What Is a Correspondent Lender?

What Is a Correspondent Lender?
What Is a Correspondent Lender? (Image: http://www.wholesalemortgagedivision.com/uploads/1/0/4/4/1044178/4217557.jpg)

A correspondent lender is a combination of a mortgage broker and mortgage lender. If you are a borrower, you may not be aware of their existence. Should you be a mortgage broker, you may benefit from their services. Here is a synopsis of what they do, how they do it, and how they might benefit borrowers.


Correspondent lenders exist because they fill a need. They came into fashion during the expansion of small mortgage companies and brokers. They were typically lenders who wanted to expand their mortgage-loan portfolio but didn't want to spend the money or time to market their products directly to borrowers. Mortgage companies and brokers were ready to market the products of others directly to borrowers, but had little money to actually close loans. Having to close loans in another's name hurt their credibility. Enter correspondent lenders--their partners--who allow brokers to close mortgages in their own names and buy the loans immediately (usually within 72 hours).


Banks, credit unions and other direct lenders usually deal with retail borrowers. Many mortgage companies (without access to low-cost deposits like banks) must have large lines of credit to close mortgages or act as pure brokers. Hopefully, they can then sell these loans quickly to generate the cash to pay on their credit line. Without credit lines, they must close in the name of the true lender. Correspondent lenders can bridge that gap successfully. Mortgage companies, most of which are really brokers, can close loans in their own name and immediately sell to their correspondent, who provides the funds. The correspondent generates closed mortgages without having to pay to (or needing to) process these loans.

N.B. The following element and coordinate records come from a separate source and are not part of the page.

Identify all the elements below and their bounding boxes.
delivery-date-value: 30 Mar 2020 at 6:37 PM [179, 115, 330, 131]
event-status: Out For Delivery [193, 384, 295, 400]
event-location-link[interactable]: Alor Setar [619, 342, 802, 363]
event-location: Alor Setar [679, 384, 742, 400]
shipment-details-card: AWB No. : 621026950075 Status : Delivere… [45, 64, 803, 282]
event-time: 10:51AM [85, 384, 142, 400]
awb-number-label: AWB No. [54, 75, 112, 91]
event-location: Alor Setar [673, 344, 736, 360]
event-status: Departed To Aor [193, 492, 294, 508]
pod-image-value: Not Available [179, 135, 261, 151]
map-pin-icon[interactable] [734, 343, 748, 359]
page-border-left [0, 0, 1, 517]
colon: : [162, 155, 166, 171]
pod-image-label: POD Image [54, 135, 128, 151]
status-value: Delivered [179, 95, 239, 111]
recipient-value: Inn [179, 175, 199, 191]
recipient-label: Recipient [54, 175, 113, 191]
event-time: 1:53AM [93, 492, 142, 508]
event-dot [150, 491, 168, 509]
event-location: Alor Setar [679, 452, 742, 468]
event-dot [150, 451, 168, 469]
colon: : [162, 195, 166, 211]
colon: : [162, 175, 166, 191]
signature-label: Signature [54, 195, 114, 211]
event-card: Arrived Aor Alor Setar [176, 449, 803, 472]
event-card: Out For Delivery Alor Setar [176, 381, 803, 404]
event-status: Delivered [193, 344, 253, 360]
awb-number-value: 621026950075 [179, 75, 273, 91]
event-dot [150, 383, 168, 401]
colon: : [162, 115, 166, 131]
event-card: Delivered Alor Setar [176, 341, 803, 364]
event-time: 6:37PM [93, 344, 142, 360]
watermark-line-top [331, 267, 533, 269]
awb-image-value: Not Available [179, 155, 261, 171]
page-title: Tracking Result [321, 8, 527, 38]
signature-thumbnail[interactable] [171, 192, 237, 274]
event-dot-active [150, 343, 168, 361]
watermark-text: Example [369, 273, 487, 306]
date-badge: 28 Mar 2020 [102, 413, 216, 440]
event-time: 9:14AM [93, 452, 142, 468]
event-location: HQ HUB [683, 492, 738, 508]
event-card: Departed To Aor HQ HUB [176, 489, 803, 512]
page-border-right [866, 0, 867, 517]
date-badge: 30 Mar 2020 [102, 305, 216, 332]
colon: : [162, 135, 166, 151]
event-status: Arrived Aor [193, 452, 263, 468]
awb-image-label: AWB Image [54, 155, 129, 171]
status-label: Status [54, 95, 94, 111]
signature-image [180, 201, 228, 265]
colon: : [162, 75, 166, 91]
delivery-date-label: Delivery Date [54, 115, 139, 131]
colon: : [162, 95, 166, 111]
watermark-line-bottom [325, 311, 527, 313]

If you are a borrower, you shouldn't have major concerns about dealing with a smaller mortgage company or broker, as they should be reputable and efficient. Correspondent lenders try to enter into partnerships with only those mortgage companies that are professional and understand the industry thoroughly. Correspondent lenders are taking the most risk by funding loans in the name of another. Therefore, they try to associate with only the best mortgage brokers.


Borrowers can sometimes benefit from the excellent rates and terms that correspondent lenders offer mortgage companies, since the correspondent is acting like a wholesaler. Reputable mortgage companies and brokers can pass along these savings, giving you a better loan package. The benefit for smaller mortgage companies and brokers is significant. They can market themselves to borrowers as if they were true lenders, having some control over rates and terms. Borrowers never need to know they are dealing with smaller entities while they are still receiving excellent rates and terms on their mortgage loans.


Correspondent lenders help maximize a borrower's choices of rates and terms for new mortgage loans. Instead of having a limited number of lenders when looking for a mortgage, borrowers have many more options, which typically allow them to find loans with lower rates and better terms. By acting as loan wholesalers, correspondent lenders can generate large volume at lower cost to them--and to you.